息子が殺されることを知っていながらそれを伝えるすべのないジャネットの焦燥と絶望。そこが一番つらく、ハラハラさせられます。「まばたきで会話できる」と言っても、ジャネットの方は訊かれたことに「イエス」か「ノー」かでしか答えられないので、相手が適切な質問をしてくれなければ結局何も伝えられないのですよね。

「おまえは今夜嫁に殺されるんだ!」なんて複雑な(そしてすぐには信じてもらえそうにない)こと、とても伝えられない。

真相は明らかになるとはいえ、悪妻に殺されてしまう息子は「母親思いの善良な男」なので、そもそも助けられないのがつらいです。


【非常階段】

表題作。これだけ1947年。

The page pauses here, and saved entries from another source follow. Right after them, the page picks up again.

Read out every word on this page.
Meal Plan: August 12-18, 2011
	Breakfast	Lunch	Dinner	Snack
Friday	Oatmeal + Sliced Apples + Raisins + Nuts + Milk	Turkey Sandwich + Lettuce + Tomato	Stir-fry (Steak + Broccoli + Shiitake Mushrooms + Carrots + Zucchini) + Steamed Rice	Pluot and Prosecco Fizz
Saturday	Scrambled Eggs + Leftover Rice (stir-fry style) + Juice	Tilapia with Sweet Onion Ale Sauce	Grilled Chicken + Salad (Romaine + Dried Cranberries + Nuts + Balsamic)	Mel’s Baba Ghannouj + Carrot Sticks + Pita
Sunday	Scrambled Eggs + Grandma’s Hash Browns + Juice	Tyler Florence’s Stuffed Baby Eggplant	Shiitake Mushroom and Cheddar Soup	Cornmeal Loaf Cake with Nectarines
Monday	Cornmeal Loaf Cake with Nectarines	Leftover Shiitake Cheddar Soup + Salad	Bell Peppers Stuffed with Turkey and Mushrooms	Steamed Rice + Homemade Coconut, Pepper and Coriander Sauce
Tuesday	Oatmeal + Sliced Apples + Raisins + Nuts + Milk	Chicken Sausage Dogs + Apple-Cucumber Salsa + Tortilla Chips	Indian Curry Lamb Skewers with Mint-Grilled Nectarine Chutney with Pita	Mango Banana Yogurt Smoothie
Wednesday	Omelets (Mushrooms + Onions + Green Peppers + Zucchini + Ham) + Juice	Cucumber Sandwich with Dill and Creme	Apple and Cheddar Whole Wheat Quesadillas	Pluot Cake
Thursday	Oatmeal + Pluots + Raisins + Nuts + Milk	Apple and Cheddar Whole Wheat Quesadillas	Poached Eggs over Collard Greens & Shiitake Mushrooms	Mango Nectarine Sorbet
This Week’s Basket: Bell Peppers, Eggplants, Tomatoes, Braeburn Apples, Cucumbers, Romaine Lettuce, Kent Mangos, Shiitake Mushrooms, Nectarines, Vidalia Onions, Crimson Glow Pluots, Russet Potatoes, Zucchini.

晩年の作です。

2巻に収録されていた『目覚める前に死なば』、3巻の『ガラスの目玉』と同じ、子どもが主人公の作品。他の2つとおおよそ同じ12歳設定の少年ですが、その父親は刑事ではなく、まったく子どもの話を信用してくれない。

前2作よりも孤独感が強く、少年が幼く感じられます。

夏の夜、あまりの寝苦しさに非常階段の踊り場で寝ていた少年は、自分の住んでいる真上の部屋で人が殺されるところを目撃してしまう。

両親にそのことを話したものの、二人は信じてくれるどころか「またつくり話なんかして!」と少年を折檻する始末。

冒頭で「少年は同時に二つの世界に生きていた。小さな、わびしい現実と、まったく境というもののない空想の世界と」というふうに描写される彼、これまでにも何度か「つくり話」で親を困らせたことがあるようなのです。

「嘘をつくな!」と父親に怒られる少年。「はい」と答えれば、「じゃあさっきの殺人の話も作り話と認めるな?」と迫られる。「嘘をつくな」と言う父親は、その同じ口で少年に「嘘をつく」ことを強要するのだ。

部屋を抜け出し警察まで行ったものの、警察もやっぱり信じてくれない。

もうね、ほんと、読んでて「ぐおおおおおおおっ!」となります。

子どもだというだけで信じてもらえないんだから。「空想ばかりしてるんです」でおしまいにされちゃう。

犯人に掴まり、連行されていく途中でも、少年の「助けて!」という声は届かない。犯人達が親のふりをして「この子はまたつまらない映画ごっこなんかして」とか何とか言うだけで、みんなあっさり騙されてしまう。

少年は殺されようとしているのに!

「誰も信じてくれない」という絶望感がハンパない……。

いっそそのまま少年が殺されちゃって、「どうしてあの子を信じてやらなかったんだ」と悲嘆に暮れさせたいぐらいです。まぁ、殺されても真相が明らかにならなければ「彼が本当のことを言っていたのかどうか」「そのために殺されたのかどうか」もわからないので、死に損ですけども。

同じ少年が主人公の話でも、やっぱり晩年のものはトーンが違うと感じてしまいました。

孤独を募らせ、精神のバランスを崩していたらしい晩年のウールリッチ。それがこの作品にも滲んでいるのかなと。



傑作短編集全6巻、堪能しました。